Q: Should I offer free WiFi to customers and how do I set it up safely?
A: Offering guest WiFi is standard practice in most hospitality venues and is expected by many customers. The critical requirement is that it must run on a completely separate network from your payment terminals and POS systems — this is required by PCI DSS (the Payment Card Industry Data Security Standard) and is a genuine security requirement, not just a compliance formality. The practical implementation is a VLAN (Virtual Local Area Network) configured on a business-grade router, which keeps guest traffic entirely isolated from your operational and payment systems. You should also enable client isolation on the guest WiFi network so that connected devices cannot communicate with each other.
Q: Is 4G backup internet fast enough for EFTPOS payments?
A: Yes, comfortably. 4G connections in most Australian metropolitan and regional areas deliver 20–80 Mbps, which is many times more bandwidth than EFTPOS payment processing requires. Even a modest 4G signal providing 5–10 Mbps is more than sufficient to keep your payment terminals, cloud POS, and core operational systems running. The purpose of a 4G failover connection is continuity, not performance — and for that purpose, it is very well suited. When your NBN connection fails, a correctly configured failover setup will switch to 4G automatically, within seconds, without any action required from you.
Q: Do I need a business internet plan or will residential NBN do for my café?

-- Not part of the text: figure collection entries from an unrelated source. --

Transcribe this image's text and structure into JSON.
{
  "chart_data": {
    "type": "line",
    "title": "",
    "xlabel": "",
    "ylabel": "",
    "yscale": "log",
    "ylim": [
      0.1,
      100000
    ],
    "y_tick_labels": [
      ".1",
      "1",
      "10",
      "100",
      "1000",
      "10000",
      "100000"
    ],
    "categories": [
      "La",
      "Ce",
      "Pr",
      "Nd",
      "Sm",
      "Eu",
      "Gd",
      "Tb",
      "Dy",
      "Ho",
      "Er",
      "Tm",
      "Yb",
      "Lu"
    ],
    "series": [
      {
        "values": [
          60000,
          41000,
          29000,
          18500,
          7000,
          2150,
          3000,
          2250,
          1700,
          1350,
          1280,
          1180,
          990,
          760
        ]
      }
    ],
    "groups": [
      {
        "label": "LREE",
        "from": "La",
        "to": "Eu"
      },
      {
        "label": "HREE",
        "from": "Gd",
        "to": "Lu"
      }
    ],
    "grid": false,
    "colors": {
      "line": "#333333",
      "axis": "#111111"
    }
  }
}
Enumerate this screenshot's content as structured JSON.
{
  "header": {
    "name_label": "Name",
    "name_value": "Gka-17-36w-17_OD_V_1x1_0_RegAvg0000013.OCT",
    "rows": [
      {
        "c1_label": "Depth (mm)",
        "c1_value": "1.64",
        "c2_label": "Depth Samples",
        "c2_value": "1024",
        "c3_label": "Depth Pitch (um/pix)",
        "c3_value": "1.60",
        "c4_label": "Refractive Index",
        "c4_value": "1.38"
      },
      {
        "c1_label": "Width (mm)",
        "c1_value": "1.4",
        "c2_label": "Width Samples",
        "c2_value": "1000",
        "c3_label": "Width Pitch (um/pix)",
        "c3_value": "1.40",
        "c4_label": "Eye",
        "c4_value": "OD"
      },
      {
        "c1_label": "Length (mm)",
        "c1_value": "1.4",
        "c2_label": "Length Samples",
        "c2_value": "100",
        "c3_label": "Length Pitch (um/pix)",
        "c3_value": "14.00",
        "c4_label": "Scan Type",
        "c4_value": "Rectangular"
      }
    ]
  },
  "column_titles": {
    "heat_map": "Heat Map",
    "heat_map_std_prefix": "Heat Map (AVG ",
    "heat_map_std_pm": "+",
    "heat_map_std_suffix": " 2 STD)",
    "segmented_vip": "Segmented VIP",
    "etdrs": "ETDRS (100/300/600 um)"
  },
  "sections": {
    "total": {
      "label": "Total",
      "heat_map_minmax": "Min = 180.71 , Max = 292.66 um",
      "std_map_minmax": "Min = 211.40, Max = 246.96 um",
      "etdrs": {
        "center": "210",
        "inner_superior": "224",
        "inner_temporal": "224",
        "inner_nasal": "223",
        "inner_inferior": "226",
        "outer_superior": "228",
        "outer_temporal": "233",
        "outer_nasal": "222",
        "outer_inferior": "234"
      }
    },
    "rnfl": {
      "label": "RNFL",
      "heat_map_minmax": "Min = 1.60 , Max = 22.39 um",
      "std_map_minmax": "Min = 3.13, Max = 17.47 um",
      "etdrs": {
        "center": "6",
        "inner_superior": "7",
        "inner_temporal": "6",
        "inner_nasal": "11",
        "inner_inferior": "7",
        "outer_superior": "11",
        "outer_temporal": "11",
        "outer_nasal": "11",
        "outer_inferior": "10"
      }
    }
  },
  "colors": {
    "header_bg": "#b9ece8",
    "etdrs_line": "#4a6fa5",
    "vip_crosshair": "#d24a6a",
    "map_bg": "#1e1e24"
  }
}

A: For any venue that depends on its internet for payment processing, a business NBN plan is strongly recommended over a residential service. The key difference is the Service Level Agreement: a business plan includes a contractual restoration commitment from your provider when a fault occurs, which typically means faults are resolved in hours rather than the best-efforts timeframe that applies to residential services. Business plans also include a static IP address and, from most providers, access to a dedicated business support line rather than a general consumer queue. Given that an internet outage during a busy service costs real money immediately, the modest additional monthly cost of a business plan is easy to justify.